Juan José Hurtado Paz y Paz, director of Asociacion Pop No'j, a nonprofit that works with deported immigrants in Guatemala and indigenous communities, said organizations in Central America have also been advocating for releasing people.

The Trump administration is exporting the virus, Hurtado said.

"They don't care about these people's lives. They're disposable," Hurtado told BuzzFeed News. "Exporting the virus is disrespectful to life."

People are being sent back to a poor country that is even less equipped than the US to stop the spread of the coronavirus, Hurtado said. Many of the people who immigrated from Guatemala to the US come from poor rural areas where people have to walk for hours to carry water back home. These families often sleep in close quarters with several family members.

"They are returning to the same conditions they fled from and that is not just physical violence, but structural violence in marginalized communities," Hurtado said. "Only now they're returning to even more precarious conditions because of the coronavirus."

Maureen Meyer, director for Mexico and migrant rights in the Washington Office of Latin America, said it's very unlikely ICE will release more people on its own despite the growing number of COVID-19 cases in detention.

"The efforts the US has taken have been clearly haphazard if so many people are testing positive when they get back home," Meyer told BuzzFeed News.

ICE told BuzzFeed News in a statement that any detainee scheduled for deportation who failed to pass a screening by a medical provider for COVID-19 symptoms was denied boarding. But people who are sick due to the coronavirus don’t always show symptoms.

Guatemala doesn't have a lot of chips to bargain with the Trump administration, but officials should at least be appealing to the US's humanitarian interests, Meyer said. The Guatemalan government should also ensure it has a process for accepting deportees that doesn't result in asymptomatic people spreading the virus and should quarantine them in better conditions when necessary, Meyer said.

In the 1990s, the US deported hundreds of MS-13 gang members to unstable conditions in Central America still recovering from civil wars that allowed the criminal organization to flourish. The gang's violent tactics, poverty, and drought have in recent years prompted a sharp rise in migration to the US that the Trump administration has tried to stop.

"Now we could be exporting a public health crisis, and we do have that responsibility to ensure we do everything possible to avoid that from happening," Meyer said. "Even if the interest is only in future flows, it is in the best interest of the US to make sure these countries are stable and able to address this crisis effectively."

People sent back to Guatemala also have to contend with the stigma against deportees.

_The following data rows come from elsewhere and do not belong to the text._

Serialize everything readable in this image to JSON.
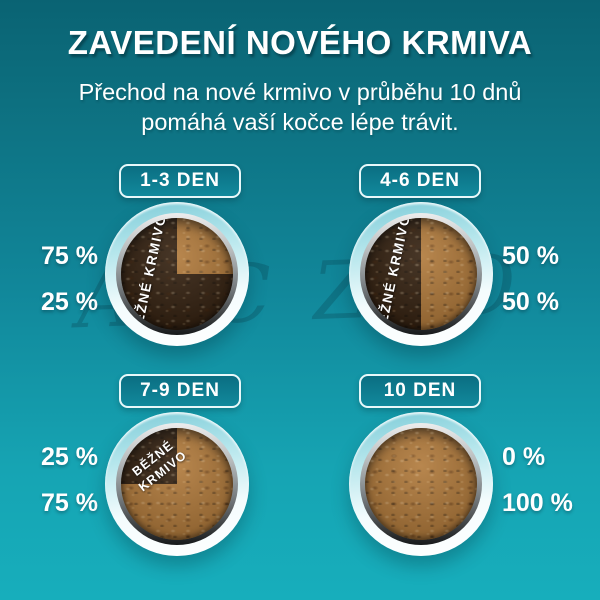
{
  "header": {
    "title": "ZAVEDENÍ NOVÉHO KRMIVA",
    "subtitle_line1": "Přechod na nové krmivo v průběhu 10 dnů",
    "subtitle_line2": "pomáhá vaší kočce lépe trávit."
  },
  "watermark": "ABC ZOO",
  "bowl_text": "BĚŽNÉ KRMIVO",
  "bowl_text_line1": "BĚŽNÉ",
  "bowl_text_line2": "KRMIVO",
  "panels": [
    {
      "label": "1-3 DEN",
      "old_pct": "75 %",
      "new_pct": "25 %"
    },
    {
      "label": "4-6 DEN",
      "old_pct": "50 %",
      "new_pct": "50 %"
    },
    {
      "label": "7-9 DEN",
      "old_pct": "25 %",
      "new_pct": "75 %"
    },
    {
      "label": "10 DEN",
      "old_pct": "0 %",
      "new_pct": "100 %"
    }
  ],
  "colors": {
    "background_top": "#0a6373",
    "background_bottom": "#17aebc",
    "old_food_brown": "#33200f",
    "new_food_tan": "#b0793a",
    "badge_fill": "#0e7a8e",
    "text": "#ffffff"
  }
}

This month in Quetzaltenango, a city in Guatemala's western highlands, residents threatened to burn down a temporary shelter housing recent deportees, afraid they would spread the virus. In another case, residents from the lakeside community of Santa Catarina Palopó in Guatemala tried to attack the mayor and a man who had been deported despite having paperwork stating he had tested negative for COVID-19.

It was another reason Maria declined to be identified for this story: She didn't want neighbors in the rural area she had moved back to to know she had recently been deported.

"People look at you as if you're some strange thing and fear you because you went through the deportation process," Maria said. "I've felt vulnerable everywhere I've been through this whole process, all the way from the US to Guatemala.”